Quel cammino di liberazione, che passa attraverso il Mar Rosso e poi per il deserto, si apre però ancora una volta con una cena, nella quale gli israeliti mangiano la carne dell’agnello e segnano con il sangue dell’animale gli stipiti delle loro porte. Quel sangue è il segno della loro appartenenza a Dio e per questo saranno risparmiati al passaggio dell’angelo della morte.
Gesù è l’agnello
Questa immagine è fondamentale per capire le parole di Gesù nel Vangelo: adesso è lui l’agnello nel cui sangue siamo liberati, è lui l’agnello la cui carne ci nutre. Ma la carne e il sangue sono anche evidentemente immagine della persona: nutrirsi della carne e del sangue di Gesù vuol dire entrare in relazione con lui. Nel capitolo 6 del Vangelo di Giovanni, prima di arrivare a parlare del suo sangue e della sua carne, Gesù ha nutrito le folle con il pane e ha anche cominciato a dire che è lui il pane che nutre, ma davanti all’incomprensione di chi lo ascoltava, Gesù si esprime in modo ancora più forte: egli non è solo colui che ci dà quello che ci serve per vivere, ma è la relazione con la sua persona che ci fa vivere! Ci nutriamo di lui nella misura in cui siamo disposti a coltivare questa relazione.
Mangiare insieme
Se ciascuno di noi coltivasse la relazione con Gesù inevitabilmente ci ritroveremmo in lui, perché gli apparteniamo. Paolo, nella Prima lettera ai Corinzi che leggiamo questa domenica, insiste proprio su questa comunione che si realizza nella comune appartenenza a Gesù: da molti, diventiamo un solo corpo (1Cor 10,17). Viviamo in maniera forte e reale questa comune appartenenza proprio nel gesto di nutrirci dell’eucarestia! È grave perciò quando questo gesto dice qualcosa che poi non viviamo: insieme ci nutriamo di Lui, ma poi dopo le nostre relazioni mostrano divisione! Condividere il suo corpo e il suo sangue è anche una responsabilità che ricade sul modo in cui viviamo le relazioni tra noi: diciamo davvero una comune appartenenza nutrendoci insieme del corpo di Cristo?
Ricevere la vita
Gli interlocutori di Gesù si chiedono come sia possibile che Egli dia loro la sua carne da mangiare. Forse qui il vero problema è l’idea di ricevere quello di cui abbiamo bisogno per vivere: preferiamo infatti procacciarci il cibo da soli, mostrare che siamo adulti e capaci, non vogliamo essere in debito con nessuno. In questo senso i poveri ci insegnano cosa voglia dire avere l’umiltà di ricevere la vita. Anche noi siamo poveri, perché ciò che nutre davvero la nostra vita non possiamo trovarlo da soli.

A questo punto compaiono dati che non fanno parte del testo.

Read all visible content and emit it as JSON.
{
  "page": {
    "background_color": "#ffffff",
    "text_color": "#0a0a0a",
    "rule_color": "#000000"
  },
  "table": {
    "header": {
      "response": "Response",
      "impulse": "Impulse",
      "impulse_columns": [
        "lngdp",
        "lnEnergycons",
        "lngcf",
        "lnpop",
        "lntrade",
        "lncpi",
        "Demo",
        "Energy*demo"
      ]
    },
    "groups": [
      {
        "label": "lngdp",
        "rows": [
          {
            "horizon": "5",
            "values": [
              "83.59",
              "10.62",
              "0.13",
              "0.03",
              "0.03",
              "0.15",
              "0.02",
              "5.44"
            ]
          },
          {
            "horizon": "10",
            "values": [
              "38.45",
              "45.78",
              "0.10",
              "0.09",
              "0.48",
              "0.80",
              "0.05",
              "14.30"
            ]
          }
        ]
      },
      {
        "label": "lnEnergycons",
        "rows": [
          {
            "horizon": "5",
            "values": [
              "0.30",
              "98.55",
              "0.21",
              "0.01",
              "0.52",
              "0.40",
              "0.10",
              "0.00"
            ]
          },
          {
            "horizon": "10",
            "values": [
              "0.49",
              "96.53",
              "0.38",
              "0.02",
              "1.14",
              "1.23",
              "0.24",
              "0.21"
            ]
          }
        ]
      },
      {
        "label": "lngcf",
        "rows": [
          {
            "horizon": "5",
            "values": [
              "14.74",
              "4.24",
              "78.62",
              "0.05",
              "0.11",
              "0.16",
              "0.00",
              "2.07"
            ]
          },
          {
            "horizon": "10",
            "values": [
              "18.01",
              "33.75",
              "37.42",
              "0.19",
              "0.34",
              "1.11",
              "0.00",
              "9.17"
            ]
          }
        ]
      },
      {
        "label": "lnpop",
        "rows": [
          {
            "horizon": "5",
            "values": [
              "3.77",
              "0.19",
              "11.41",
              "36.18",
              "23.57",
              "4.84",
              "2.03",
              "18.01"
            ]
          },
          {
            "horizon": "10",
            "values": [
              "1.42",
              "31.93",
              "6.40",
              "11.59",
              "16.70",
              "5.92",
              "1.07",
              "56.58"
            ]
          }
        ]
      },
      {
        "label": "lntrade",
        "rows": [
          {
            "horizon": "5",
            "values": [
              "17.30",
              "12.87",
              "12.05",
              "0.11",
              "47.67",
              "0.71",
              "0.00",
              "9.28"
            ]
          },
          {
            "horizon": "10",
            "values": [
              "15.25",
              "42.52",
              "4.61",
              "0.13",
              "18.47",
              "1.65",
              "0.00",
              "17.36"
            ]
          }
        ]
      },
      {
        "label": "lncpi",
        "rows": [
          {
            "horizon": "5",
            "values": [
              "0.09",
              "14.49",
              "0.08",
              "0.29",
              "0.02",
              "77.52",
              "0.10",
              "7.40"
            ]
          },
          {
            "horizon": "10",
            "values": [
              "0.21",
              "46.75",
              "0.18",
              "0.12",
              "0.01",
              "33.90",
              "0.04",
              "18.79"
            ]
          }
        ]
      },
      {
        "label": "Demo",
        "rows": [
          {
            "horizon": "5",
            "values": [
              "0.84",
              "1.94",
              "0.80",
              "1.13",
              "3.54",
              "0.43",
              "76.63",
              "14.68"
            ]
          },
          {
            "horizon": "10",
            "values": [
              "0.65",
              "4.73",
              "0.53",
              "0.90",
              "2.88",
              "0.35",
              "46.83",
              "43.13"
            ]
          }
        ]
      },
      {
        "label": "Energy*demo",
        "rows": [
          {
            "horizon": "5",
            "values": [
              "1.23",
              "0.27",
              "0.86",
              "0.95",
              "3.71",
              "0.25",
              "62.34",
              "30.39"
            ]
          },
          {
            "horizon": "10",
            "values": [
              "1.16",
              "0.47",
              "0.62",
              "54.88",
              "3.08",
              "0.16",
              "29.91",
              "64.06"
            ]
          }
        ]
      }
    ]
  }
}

Mangiare il corpo e il sangue di Cristo significa allora vivere la relazione con lui, nutrirci di questa relazione e rimanere in questa relazione: «Chi mangia la mia carne e beve il mio sangue rimane in me e io in lui» (Gv 6,56).
Leggersi dentro
- Di cosa sto nutrendo la mia vita?
- In che modo, a partire dall’Eucaristia, cerco di rimanere nella relazione con Cristo?
per gentile concessione di P. Gaetano Piccolo S.I.